Could tir transform support cache read to different dtype, like float16 to int32?

For some case, we may need to read in like float16, and coalesce into longer type like int32 for better performance.

But current cache_read API seem directly use the original block’s dtype, so how to tell tir try different dtype for the transform?

Take transform as example here.
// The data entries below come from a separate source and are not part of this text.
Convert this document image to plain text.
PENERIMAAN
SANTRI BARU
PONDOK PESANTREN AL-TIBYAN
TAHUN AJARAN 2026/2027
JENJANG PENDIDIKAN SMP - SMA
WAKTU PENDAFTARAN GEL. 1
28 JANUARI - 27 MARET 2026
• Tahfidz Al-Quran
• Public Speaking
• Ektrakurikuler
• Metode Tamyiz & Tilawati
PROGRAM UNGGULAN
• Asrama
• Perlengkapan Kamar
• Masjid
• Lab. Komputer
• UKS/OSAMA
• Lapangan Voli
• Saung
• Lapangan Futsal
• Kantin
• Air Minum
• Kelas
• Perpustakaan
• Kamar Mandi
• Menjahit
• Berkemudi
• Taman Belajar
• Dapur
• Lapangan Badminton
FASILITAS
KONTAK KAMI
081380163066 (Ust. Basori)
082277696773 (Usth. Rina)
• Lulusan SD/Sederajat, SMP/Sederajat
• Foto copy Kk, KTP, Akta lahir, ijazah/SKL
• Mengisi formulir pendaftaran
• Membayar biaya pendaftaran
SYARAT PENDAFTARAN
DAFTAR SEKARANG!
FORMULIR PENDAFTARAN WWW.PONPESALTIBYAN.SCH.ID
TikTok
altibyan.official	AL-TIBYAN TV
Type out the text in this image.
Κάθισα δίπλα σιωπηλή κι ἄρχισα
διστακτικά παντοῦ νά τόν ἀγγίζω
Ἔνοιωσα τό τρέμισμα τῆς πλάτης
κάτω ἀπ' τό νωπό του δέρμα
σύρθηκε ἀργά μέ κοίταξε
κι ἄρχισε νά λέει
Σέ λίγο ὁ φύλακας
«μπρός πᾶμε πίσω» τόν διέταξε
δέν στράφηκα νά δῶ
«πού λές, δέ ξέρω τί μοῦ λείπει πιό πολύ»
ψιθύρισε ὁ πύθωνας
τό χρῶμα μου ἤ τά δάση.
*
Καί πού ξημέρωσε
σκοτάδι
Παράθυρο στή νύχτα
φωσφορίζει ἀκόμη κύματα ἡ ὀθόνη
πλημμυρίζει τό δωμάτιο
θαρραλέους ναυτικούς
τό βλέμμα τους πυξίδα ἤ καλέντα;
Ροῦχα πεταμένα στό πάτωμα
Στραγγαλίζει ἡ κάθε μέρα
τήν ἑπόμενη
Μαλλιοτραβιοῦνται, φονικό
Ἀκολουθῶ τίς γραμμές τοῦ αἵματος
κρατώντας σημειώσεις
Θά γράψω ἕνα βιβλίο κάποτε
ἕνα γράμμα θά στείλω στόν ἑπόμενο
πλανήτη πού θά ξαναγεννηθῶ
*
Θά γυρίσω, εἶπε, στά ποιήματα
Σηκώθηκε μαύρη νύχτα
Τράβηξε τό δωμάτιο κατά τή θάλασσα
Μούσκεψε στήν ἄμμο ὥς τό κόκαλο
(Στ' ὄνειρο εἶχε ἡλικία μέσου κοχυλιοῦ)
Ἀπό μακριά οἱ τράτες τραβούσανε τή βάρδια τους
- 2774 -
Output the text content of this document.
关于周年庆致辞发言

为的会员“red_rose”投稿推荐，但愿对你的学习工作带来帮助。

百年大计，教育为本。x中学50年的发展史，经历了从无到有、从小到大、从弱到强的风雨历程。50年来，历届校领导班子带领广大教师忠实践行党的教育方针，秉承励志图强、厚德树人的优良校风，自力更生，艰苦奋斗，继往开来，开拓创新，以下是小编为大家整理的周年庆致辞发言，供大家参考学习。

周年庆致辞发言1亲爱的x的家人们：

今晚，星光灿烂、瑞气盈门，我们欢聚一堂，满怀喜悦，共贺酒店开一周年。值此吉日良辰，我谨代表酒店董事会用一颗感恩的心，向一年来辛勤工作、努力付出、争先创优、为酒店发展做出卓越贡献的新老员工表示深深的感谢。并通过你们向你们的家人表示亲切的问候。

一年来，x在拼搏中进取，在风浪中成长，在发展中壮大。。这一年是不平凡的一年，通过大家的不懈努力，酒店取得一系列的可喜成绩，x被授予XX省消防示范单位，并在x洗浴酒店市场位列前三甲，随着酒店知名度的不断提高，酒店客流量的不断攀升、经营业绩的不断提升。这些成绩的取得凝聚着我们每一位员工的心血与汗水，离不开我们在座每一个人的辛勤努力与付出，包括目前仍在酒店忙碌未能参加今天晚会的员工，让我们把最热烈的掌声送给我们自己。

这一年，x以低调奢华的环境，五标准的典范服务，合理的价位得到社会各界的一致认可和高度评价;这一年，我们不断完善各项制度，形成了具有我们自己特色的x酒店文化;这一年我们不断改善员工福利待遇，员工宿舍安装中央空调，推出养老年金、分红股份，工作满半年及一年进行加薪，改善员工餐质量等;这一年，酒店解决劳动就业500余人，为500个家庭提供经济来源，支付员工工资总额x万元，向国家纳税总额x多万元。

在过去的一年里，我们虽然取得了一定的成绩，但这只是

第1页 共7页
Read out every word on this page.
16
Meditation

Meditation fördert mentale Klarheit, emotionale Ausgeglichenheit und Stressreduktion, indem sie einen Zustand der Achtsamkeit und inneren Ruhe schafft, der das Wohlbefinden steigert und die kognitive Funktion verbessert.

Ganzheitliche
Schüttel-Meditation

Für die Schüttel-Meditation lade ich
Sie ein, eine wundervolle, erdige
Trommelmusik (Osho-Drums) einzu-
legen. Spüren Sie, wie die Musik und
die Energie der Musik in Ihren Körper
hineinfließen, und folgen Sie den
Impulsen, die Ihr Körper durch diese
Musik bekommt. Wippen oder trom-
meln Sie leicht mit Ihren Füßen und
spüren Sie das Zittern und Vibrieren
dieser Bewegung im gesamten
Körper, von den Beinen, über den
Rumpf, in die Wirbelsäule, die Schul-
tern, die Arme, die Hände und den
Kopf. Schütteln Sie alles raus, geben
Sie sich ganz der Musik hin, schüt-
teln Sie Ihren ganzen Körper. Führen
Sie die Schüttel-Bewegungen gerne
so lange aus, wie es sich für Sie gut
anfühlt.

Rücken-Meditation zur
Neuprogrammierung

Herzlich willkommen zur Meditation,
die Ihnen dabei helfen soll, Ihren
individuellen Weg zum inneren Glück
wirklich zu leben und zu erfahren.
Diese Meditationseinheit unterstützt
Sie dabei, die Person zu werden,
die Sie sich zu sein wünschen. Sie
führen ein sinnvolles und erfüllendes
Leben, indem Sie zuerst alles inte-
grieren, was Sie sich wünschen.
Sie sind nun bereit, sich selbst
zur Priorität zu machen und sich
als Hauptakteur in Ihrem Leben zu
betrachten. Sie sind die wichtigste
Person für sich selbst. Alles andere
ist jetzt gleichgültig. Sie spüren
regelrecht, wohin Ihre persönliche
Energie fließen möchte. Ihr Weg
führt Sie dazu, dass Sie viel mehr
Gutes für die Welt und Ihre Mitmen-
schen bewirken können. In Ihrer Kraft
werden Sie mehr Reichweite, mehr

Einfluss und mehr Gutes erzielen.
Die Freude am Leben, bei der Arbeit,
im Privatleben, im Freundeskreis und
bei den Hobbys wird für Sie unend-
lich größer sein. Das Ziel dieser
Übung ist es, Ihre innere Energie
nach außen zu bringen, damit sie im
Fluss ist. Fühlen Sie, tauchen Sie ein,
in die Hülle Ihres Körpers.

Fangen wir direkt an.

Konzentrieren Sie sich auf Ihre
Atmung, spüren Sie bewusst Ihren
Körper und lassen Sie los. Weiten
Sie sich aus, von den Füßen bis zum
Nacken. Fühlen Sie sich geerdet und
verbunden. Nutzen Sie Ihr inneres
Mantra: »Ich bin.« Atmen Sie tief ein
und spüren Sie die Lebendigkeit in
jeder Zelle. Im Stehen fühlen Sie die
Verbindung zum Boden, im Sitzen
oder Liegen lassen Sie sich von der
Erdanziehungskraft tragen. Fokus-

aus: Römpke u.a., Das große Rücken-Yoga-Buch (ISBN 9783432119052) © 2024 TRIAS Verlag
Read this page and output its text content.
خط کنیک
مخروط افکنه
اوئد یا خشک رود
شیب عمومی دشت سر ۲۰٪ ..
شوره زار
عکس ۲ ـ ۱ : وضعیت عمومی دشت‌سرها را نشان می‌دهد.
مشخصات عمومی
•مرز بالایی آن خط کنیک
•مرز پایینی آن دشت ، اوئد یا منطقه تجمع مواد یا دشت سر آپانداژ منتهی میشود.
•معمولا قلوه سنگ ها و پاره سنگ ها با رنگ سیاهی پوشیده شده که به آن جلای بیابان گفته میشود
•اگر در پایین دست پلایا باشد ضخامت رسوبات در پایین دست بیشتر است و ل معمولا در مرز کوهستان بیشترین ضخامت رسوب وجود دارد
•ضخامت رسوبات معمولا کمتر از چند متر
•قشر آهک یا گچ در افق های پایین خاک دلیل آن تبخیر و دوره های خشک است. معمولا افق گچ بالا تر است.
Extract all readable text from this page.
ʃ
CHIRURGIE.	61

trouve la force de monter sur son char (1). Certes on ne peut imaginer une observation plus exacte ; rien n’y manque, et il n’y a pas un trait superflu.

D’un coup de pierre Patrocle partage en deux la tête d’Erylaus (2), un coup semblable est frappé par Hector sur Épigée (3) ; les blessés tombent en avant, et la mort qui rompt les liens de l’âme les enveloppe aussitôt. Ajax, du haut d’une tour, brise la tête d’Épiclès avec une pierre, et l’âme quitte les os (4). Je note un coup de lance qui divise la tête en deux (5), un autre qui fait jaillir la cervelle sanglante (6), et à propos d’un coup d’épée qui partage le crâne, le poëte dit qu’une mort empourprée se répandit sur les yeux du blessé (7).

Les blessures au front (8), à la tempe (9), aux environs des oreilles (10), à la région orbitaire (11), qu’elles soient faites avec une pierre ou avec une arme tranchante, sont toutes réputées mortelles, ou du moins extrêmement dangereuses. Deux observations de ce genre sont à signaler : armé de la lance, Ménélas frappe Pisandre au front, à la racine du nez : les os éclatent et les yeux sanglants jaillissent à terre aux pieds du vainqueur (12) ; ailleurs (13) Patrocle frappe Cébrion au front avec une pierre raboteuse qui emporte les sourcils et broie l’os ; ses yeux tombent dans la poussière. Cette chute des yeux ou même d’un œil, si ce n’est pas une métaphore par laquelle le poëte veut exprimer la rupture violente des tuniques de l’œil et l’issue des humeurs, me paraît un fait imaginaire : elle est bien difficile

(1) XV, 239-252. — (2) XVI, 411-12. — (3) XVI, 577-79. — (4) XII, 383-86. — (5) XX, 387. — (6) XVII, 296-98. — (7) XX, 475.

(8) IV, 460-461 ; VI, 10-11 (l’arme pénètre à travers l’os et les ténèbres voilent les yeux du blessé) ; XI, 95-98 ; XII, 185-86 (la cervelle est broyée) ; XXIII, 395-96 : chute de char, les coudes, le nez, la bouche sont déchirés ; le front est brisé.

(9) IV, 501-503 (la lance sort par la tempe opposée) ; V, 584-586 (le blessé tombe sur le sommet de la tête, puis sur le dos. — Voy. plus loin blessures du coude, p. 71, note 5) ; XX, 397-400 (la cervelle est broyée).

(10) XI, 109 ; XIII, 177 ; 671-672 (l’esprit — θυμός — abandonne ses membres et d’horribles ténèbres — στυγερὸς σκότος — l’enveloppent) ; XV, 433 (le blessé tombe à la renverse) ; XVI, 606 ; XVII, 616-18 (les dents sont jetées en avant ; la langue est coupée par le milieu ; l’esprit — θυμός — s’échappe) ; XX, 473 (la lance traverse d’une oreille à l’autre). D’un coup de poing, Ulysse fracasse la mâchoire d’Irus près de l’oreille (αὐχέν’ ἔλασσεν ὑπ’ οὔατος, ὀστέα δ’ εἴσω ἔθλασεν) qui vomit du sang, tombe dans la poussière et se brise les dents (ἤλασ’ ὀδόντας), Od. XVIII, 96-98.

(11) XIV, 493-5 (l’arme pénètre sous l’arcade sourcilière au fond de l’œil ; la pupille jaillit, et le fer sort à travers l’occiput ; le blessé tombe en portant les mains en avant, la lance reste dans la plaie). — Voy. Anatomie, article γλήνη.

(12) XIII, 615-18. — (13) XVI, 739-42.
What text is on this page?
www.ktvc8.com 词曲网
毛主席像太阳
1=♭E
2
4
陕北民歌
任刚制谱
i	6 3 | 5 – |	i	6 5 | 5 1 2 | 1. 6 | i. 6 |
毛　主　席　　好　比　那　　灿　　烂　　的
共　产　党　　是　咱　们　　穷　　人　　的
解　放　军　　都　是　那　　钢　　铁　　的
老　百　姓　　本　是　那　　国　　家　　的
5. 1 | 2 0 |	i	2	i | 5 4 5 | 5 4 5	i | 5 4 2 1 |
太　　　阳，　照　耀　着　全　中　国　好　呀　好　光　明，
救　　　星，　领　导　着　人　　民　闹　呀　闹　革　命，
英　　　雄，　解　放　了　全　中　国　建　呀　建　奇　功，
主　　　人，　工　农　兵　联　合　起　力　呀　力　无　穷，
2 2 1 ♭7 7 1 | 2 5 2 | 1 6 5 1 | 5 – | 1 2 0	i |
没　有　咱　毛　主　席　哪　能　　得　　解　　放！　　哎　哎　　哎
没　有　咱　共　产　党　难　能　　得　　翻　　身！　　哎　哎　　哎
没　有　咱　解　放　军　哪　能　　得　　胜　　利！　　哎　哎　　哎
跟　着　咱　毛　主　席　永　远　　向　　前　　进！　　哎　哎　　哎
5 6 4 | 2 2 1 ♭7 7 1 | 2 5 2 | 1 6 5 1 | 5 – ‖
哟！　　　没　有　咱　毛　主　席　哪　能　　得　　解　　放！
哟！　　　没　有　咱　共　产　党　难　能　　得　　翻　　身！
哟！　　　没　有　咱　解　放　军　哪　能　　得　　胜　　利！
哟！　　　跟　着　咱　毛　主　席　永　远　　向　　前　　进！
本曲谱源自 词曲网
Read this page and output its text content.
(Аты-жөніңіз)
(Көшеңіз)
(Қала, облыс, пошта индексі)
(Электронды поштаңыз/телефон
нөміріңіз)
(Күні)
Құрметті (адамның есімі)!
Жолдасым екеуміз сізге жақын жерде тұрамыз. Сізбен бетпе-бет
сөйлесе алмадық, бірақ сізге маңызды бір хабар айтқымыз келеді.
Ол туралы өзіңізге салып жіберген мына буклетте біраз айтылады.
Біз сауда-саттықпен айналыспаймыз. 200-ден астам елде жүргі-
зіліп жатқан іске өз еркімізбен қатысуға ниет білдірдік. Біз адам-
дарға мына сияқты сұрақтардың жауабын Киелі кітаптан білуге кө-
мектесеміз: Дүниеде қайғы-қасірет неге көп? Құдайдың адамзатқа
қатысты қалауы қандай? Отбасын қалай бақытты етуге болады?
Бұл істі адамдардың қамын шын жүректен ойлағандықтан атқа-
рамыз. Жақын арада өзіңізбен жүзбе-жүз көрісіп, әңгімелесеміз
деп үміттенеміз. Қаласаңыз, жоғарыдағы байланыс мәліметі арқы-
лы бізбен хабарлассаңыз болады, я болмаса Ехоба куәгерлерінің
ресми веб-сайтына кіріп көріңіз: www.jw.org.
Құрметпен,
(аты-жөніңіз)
Like original transform tir code as:

@I.ir_module
class ModC:
    @T.prim_func
    def transpose(rxplaceholder: T.Buffer((T.int64(1), T.int64(64), T.int64(1088), T.int64(1920), ), "float16"), T_transpose: T.Buffer((T.int64(1), T.int64(1088), T.int64(1920), T.int64(64)), "float16")):
        T.func_attr({"tir.noalias": T.bool(True)})
        for ax0, ax1, ax2, ax3 in T.grid(T.int64(1), T.int64(1088), T.int64(1920), T.int64(64)):
            with T.block("T_transpose"):
                v_ax0, v_ax1, v_ax2, v_ax3 = T.axis.remap("SSSS", [ax0, ax1, ax2, ax3])
                T_transpose[v_ax0, v_ax1, v_ax2, v_ax3] = rxplaceholder[v_ax0, v_ax3, v_ax1, v_ax2]

    @R.function
    def main(x: R.Tensor((1, 64, 1088, 1920), dtype="float16")) -> R.Tensor((1, 1088, 1920, 64), dtype="float16"):
        R.func_attr({"num_input": 1})
        cls = ModC
        with R.dataflow():
            gv = R.call_tir(cls.transpose, (x,), out_sinfo=R.Tensor((1, 1088, 1920, 64), dtype="float16"))
            R.output(gv)
        return gv

How could I transform it into code like below?

@I.ir_module
class ModB:
    @T.prim_func(private=True)
    def transpose(A: T.Buffer((T.int64(1), T.int64(64), T.int64(1088), T.int64(1920)), "float16"), T_transpose: T.Buffer((T.int64(1), T.int64(1088), T.int64(1920), T.int64(64)), "float16")):
        T.func_attr({"op_pattern": 2, "tir.is_scheduled": T.bool(True), "tir.noalias": T.bool(True)})
        # with T.block("root"):
        for bid in T.thread_binding(T.int64(32640), thread="blockIdx.x"):
            for tix in T.thread_binding(T.int64(32), thread="threadIdx.x"):
                for tiy in T.thread_binding(T.int64(32), thread="threadIdx.y"):
                    with T.block("T_transpose"):
                        tmp = T.alloc_buffer((2113,), "int32", scope="shared")
                        base = 0x80 // 2 * bid + 128 * 32640 * tiy
                        A_1 = T.Buffer((T.int64(1920*1088*64),), "float16", data=A.data)
                        B_1 = T.Buffer((T.int64(1920*1088*64//2),), "int32", data=T_transpose.data)


                        buf0 = T.decl_buffer([4], "float16", scope="local")
                        buf1 = T.Buffer((T.int64(2),), "int32", data=buf0.data)
                        buf0[0] = A_1[base + tix + 32 * 0]
                        buf0[2] = A_1[base + tix + 32 * 1]
                        buf0[1] = A_1[base + tix + 32 * 2 + (32640 - 1) * 64]
                        buf0[3] = A_1[base + tix + 32 * 3 + (32640 - 1) * 64]

                        tmp[tiy + 33 * tix + 0x1080//4 * 0] = buf1[0]
                        tmp[tiy + 33 * tix + 0x1080//4 * 1] = buf1[1]

                        buf1[0] = tmp[tix + 33 * tiy + 0x1080//4 * 0]
                        buf1[1] = tmp[tix + 33 * tiy + 0x1080//4 * 1]

                        B_1[0x2000//4*bid+tix+tiy*32 + 0x1000//4 * 0] = buf1[0]
                        B_1[0x2000//4*bid+tix+tiy*32 + 0x1000//4 * 1] = buf1[1]


    @R.function
    def main(x: R.Tensor((1, 64, 1088, 1920), dtype="float16")) -> R.Tensor((1, 1088, 1920, 64), dtype="float16"):
        R.func_attr({"num_input": 1})
        cls = ModB
        with R.dataflow():
            gv = R.call_tir(cls.transpose, (x,), out_sinfo=R.Tensor((1, 1088, 1920, 64), dtype="float16"))
            R.output(gv)

I know there is an unsafe_set_dtype function Maybe that does what you need?

From the testcase in https://github.com/apache/tvm/blob/main/tests/python/tir-schedule/test_tir_schedule_set_dtype.py, it seems to me that unsafe_set_dtype is used to force cast dtype.

But what I am seeking for is more likely coalesce multiple small storage elements into a larger element. So my example could be deemed as how to merge two 16bits read/write into one 32bits read/write.